The rotator cuff is a component of the shoulder joint that aids in allowing the shoulder to function as the most unique joint in the body.  Due to the rotator cuff muscles, the shoulder can move and turn through a wider range than any other joint in the body, allowing us to perform an amazing variety of tasks  with our arms. 


The rotator cuff muscles consist of :

1) Supraspinatus- lateral rotation of the humerus and abduction of the arm

2) Infraspinatus-lateral rotation of the arm

3) Subscapularis- rotates the humerus medially

4) Teres Minor- adduction of the arm and rotates it laterally

These four muscles attach to the shoulder blade (scapula) and wrap around the front, back, and top of the shoulder joint.  The rotator cuff is part of of a mechanism that when healthy functions very well, but when injured can be a difficult and frustrating problem.  The most common rotator cuff injuries are from "repetitive use" and trauma.  Repetitive motion as seen in baseball pitchers and weight lifters leads to this injury and traumatic events such as falling. 

This type of injury is seen in both young and old.  In younger people it is because of the demanding use of the shoulder as seen in "weight lifting" or professional athletes.  As people age, the muscles and tendons tissue of the rotator cuff loses some elasticity, becomes more susceptible to injuries, and is often damaged while performing everyday activities.

The Plan

The plan I utilize with all my athletic clients is the same plan I use with my everyday clients; strengthen the rotator cuff muscles as these muscles initiate every upper extremity movement, keeping them strong you will avoid injury!

The Spine & Lower Back

The spinal column is one of the most important part of the human body, supporting the trunk and making all of our movements possible.  The spine  has four regions-the CERVICAL, THORACIC, LUMBAR, and SACRUM regions.  All are of equal importance, however according to estimates more than 80 percent of  Americans will experience low back pain (lumbar & sacrum) at least once in their lifetime and a certain amount of patients will develop chronic or degenerative spinal disorders that can be disabling.  Most lower back pain develops between the ages of 25-60; however, no age is completely immune.

In addition to regular cardiovascular exercise, weight resistance training is recommended to strengthen and condition the muscles that support the spinal column.  The primary focus are the muscles of the back, stomach, hips and thighs. 


Prior to starting any exercise program we recommend you check with your doctor to make sure there are no other medical considerations that would change your approach to the exercise program such as the abnormal curvatures of the spine.

1) Scoliosis - A condition where the natural curves of the spine are affected resulting in a lateral deviation of the spine.

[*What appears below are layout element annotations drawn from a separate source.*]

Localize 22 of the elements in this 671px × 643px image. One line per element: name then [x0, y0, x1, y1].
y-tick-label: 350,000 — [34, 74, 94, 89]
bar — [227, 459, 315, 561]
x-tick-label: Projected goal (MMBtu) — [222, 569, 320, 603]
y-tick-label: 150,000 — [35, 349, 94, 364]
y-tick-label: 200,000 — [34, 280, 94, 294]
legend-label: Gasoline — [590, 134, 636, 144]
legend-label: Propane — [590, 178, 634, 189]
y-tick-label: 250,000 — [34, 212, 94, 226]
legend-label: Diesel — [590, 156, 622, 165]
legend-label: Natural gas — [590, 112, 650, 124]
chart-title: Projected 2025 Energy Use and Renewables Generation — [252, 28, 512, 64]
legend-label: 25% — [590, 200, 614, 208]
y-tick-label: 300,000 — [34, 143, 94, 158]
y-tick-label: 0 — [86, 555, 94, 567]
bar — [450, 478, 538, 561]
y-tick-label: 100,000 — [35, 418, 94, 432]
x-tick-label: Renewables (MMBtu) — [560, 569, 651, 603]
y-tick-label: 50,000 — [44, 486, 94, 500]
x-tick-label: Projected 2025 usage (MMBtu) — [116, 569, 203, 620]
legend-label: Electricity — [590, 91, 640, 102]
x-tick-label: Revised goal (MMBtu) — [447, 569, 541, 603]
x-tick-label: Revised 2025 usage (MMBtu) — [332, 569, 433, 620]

You may experience back pain, and uneven waist and shoulders, and prominent shoulder blades or elevated hips.

IA supervised  exercise program to strengthen and stretch the muscles of the body is one form of non-surgical alternative treatment

2) Kyphosis - A curving of the spine that causes a bowing of the back or slouching posture.  This condition can also be seen in association with scoliosis.

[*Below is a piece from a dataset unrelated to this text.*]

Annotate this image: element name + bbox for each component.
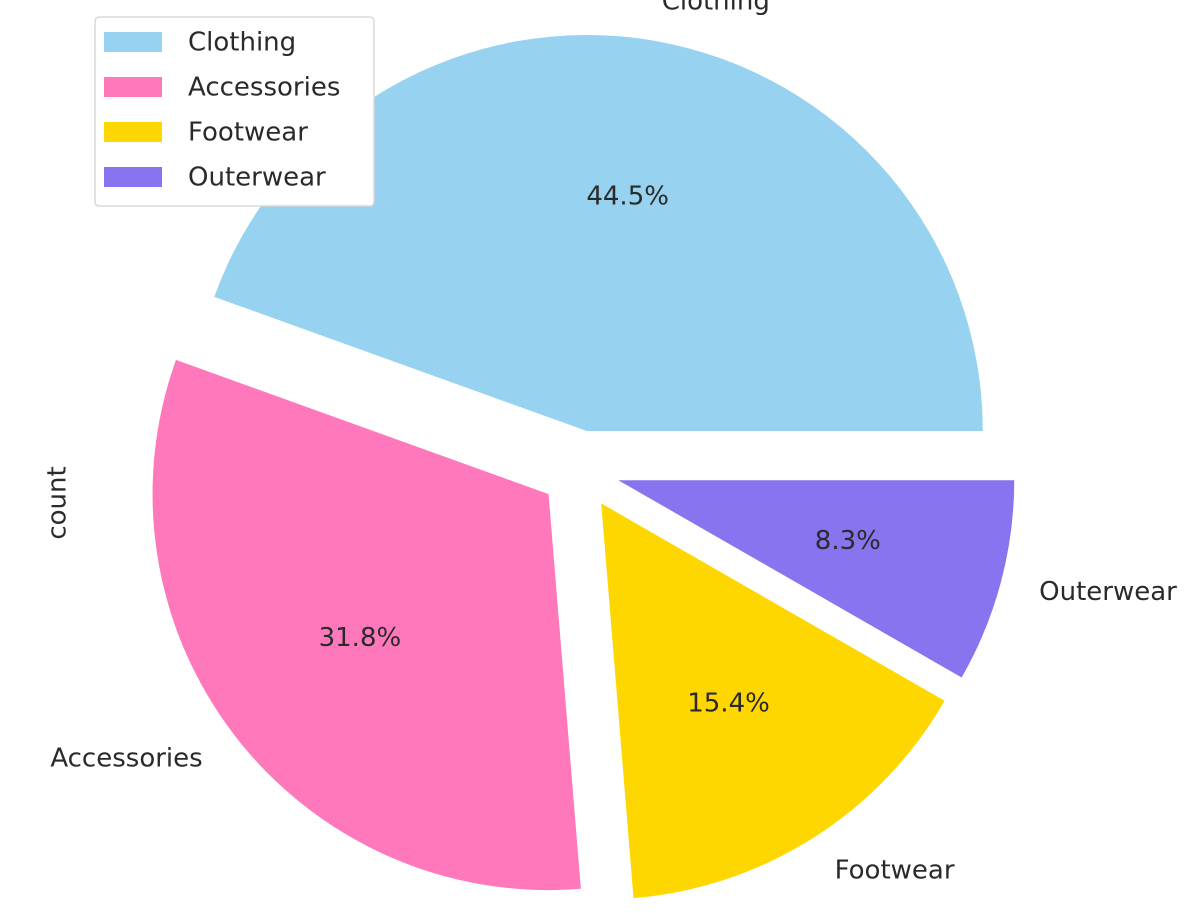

IA supervised exercise program to strengthen the abdomen and stretch the hamstring group may help correct postural kyphosis.   As posture improves the condition naturally diminishes.

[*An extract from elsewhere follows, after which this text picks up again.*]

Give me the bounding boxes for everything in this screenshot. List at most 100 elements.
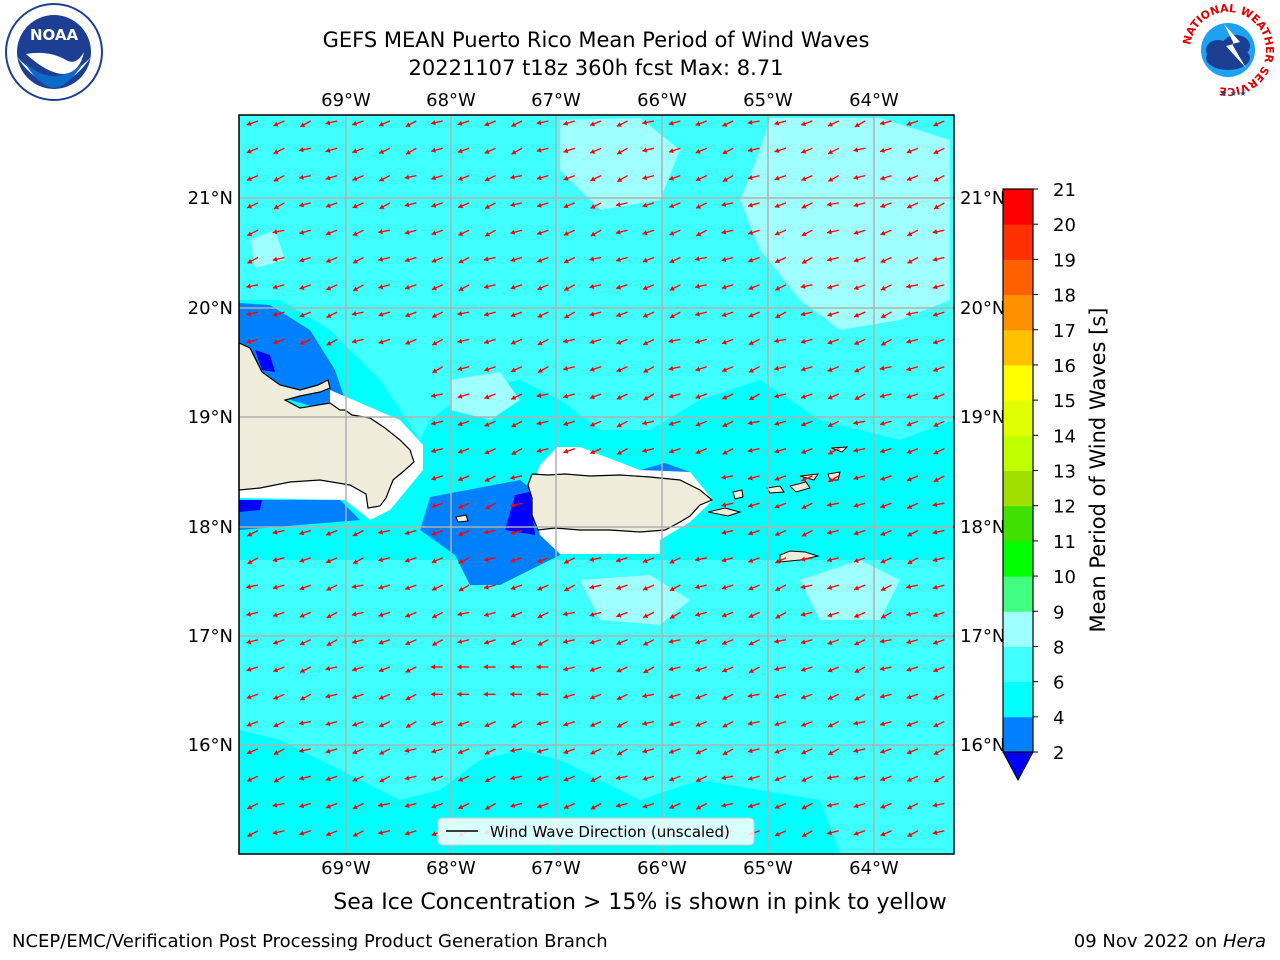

3) Lordosis - An excessive inward curving of the spine primarily affecting the lumbar spine. The patient may appear swayback, the buttocks more prominent, and in general an exaggerated posture.  A lumbar lordosis can be painful sometimes affecting movement.

IA supervised exercise program to build strength, flexibility, and increase range of     motion is a primary non-surgical recommendation.

When performing any weight resistance exercise program primarily with any of the above mentioned spinal condition we recommend that the program is supervised. Body alignment, exercise technique and exercise selection is of utmost importance!